Wahldebakel nährt Zweifel an Stabilität der neuen Bundesregierung
Wahldebakel nährt Zweifel an Stabilität der Regierung
Merz erst im zweiten Versuch zum Kanzler gewählt – Investoren zeigen sich nervös
ahe/wrü Berlin
Friedrich Merz ist wie erwartet zum neuen Bundeskanzler gewählt worden. Allerdings benötigte der CDU-Chef am Dienstag überraschend zwei Wahlgänge im Bundestag. Im ersten Versuch scheiterte der 69-jährige Sauerländer mit einer historischen Niederlage: Er erhielt lediglich 310 Ja-Stimmen – 18 weniger als die Koalitionsfraktionen CDU/CSU und SPD Abgeordnete haben und damit sechs Stimmen zu wenig. Damit scheiterte in der Geschichte der Bundesrepublik erstmals ein Kanzlerkandidat einer geplanten Regierungskoalition bei seiner Wahl im Parlament. Erst im zweiten Wahlgang, auf den sich Union, SPD, Grüne und Linke dann für den Nachmittag verständigt hatten, erhielt Merz die nötige Zustimmung: 325 Abgeordnete votierten für ihn als neuen Kanzler eines schwarz-roten Bündnisses.

Wer die Abweichler insbesondere im ersten Wahlgang waren, blieb unklar. In ersten Stellungnahmen warnten Vertreter aller Parteien vor den Verunsicherungen, die die Denkzettel-Wahl mit sich bringen könnte. Auch aus der Wirtschaft kam scharfe Kritik am Abstimmungsverhalten von Union und SPD. Die Hauptgeschäftsführerin des Industrieverbands BDI, Tanja Gönner, warnte: „Der Ausgang des ersten Wahlgangs weckt Sorgen, ob eine konstruktive und vertrauensvolle Regierungsarbeit möglich sein wird.“ Ein innenpolitisch gelähmtes Deutschland werde sich selbst und Europa schwächen.
Dax reagierte auf die neuen Unsicherheiten
Auch die Börsen hatten die Ereignisse im Bundestag im Fokus: Erleichtert hat der deutsche Aktienmarkt darauf reagiert, dass Merz im zweiten Wahlgang doch noch zum Kanzler gewählt wurde. Der Dax verzeichnete am späten Nachmittag nur noch ein Minus von 0,4%, und der MDax lag nur noch 0,7% unter Vortagsniveau. Unmittelbar nach dem gescheiterten ersten Wahlgang war es zu einem deutlichen Kurseinbruch gekommen. Dabei hatte der Dax bis zu 2,1% und der MDax bis zu 3,1% verloren. Unter Druck standen vor allem Rüstungswerte. „Mit Blick auf die Kapitalmärkte ist klar: Nichts verabscheuen die Märkte so sehr, wie Unsicherheit, und entsprechend hat der Dax auch schon reagiert“, erklärte Carsten Roemheld, Kapitalmarktstratege bei Fidelity International, nach dem ersten Wahlgang.

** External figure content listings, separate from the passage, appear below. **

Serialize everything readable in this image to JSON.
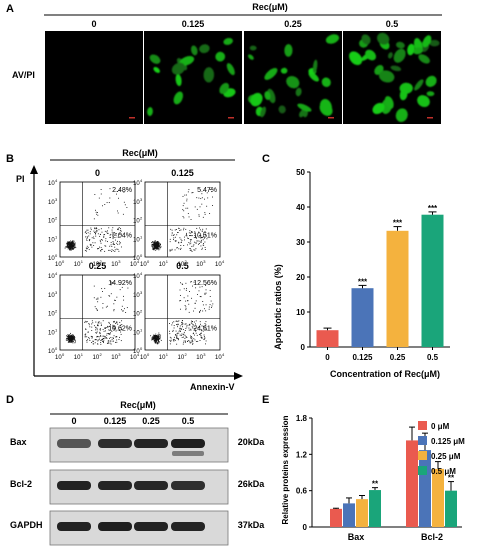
{
  "panels": {
    "A": "A",
    "B": "B",
    "C": "C",
    "D": "D",
    "E": "E"
  },
  "treatment_label": "Rec(μM)",
  "concentrations": [
    "0",
    "0.125",
    "0.25",
    "0.5"
  ],
  "panel_a": {
    "row_label": "AV/PI"
  },
  "panel_b": {
    "y_label": "PI",
    "x_label": "Annexin-V",
    "tick_labels": [
      "10",
      "10",
      "10",
      "10",
      "10"
    ],
    "tick_exponents": [
      "0",
      "1",
      "2",
      "3",
      "4"
    ],
    "quadrants": [
      {
        "concentration": "0",
        "upper_right": "2.48%",
        "lower_right": "2.04%"
      },
      {
        "concentration": "0.125",
        "upper_right": "5.47%",
        "lower_right": "10.51%"
      },
      {
        "concentration": "0.25",
        "upper_right": "14.92%",
        "lower_right": "19.62%"
      },
      {
        "concentration": "0.5",
        "upper_right": "12.56%",
        "lower_right": "24.61%"
      }
    ]
  },
  "panel_d": {
    "blots": [
      {
        "protein": "Bax",
        "size": "20kDa"
      },
      {
        "protein": "Bcl-2",
        "size": "26kDa"
      },
      {
        "protein": "GAPDH",
        "size": "37kDa"
      }
    ]
  },
  "chart_data": [
    {
      "type": "bar",
      "categories": [
        "0",
        "0.125",
        "0.25",
        "0.5"
      ],
      "values": [
        4.8,
        16.8,
        33.2,
        37.8
      ],
      "errors": [
        0.6,
        0.8,
        1.2,
        0.8
      ],
      "significance": [
        "",
        "***",
        "***",
        "***"
      ],
      "xlabel": "Concentration of Rec(μM)",
      "ylabel": "Apoptotic ratios (%)",
      "ylim": [
        0,
        50
      ],
      "yticks": [
        "0",
        "10",
        "20",
        "30",
        "40",
        "50"
      ],
      "colors": [
        "#ea5a4f",
        "#4b74b8",
        "#f4b23e",
        "#1aa57a"
      ]
    },
    {
      "type": "bar",
      "categories": [
        "Bax",
        "Bcl-2"
      ],
      "series": [
        {
          "name": "0  μM",
          "values": [
            0.3,
            1.43
          ],
          "errors": [
            0.01,
            0.22
          ],
          "color": "#ea5a4f",
          "sig": [
            "",
            ""
          ]
        },
        {
          "name": "0.125  μM",
          "values": [
            0.39,
            1.27
          ],
          "errors": [
            0.09,
            0.28
          ],
          "color": "#4b74b8",
          "sig": [
            "",
            ""
          ]
        },
        {
          "name": "0.25  μM",
          "values": [
            0.46,
            0.96
          ],
          "errors": [
            0.06,
            0.12
          ],
          "color": "#f4b23e",
          "sig": [
            "",
            ""
          ]
        },
        {
          "name": "0.5  μM",
          "values": [
            0.61,
            0.6
          ],
          "errors": [
            0.04,
            0.15
          ],
          "color": "#1aa57a",
          "sig": [
            "**",
            "**"
          ]
        }
      ],
      "ylabel": "Relative proteins expression",
      "ylim": [
        0,
        1.8
      ],
      "yticks": [
        "0",
        "0.6",
        "1.2",
        "1.8"
      ]
    }
  ]
}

Unmittelbar nach seiner Wahl, auf die Ökonomen erleichtert reagierten, erhielt Merz im Schloss Bellevue seine Ernennungsurkunde von Bundespräsident Frank-Walter Steinmeier. Eine Übergabe im Bundeskanzleramt von Amtsvorgänger Olaf Scholz war noch für den Abend geplant. Bereits für Mittwoch stehen erste Antrittsbesuche von Merz in Frankreich und Polen auf dem Programm.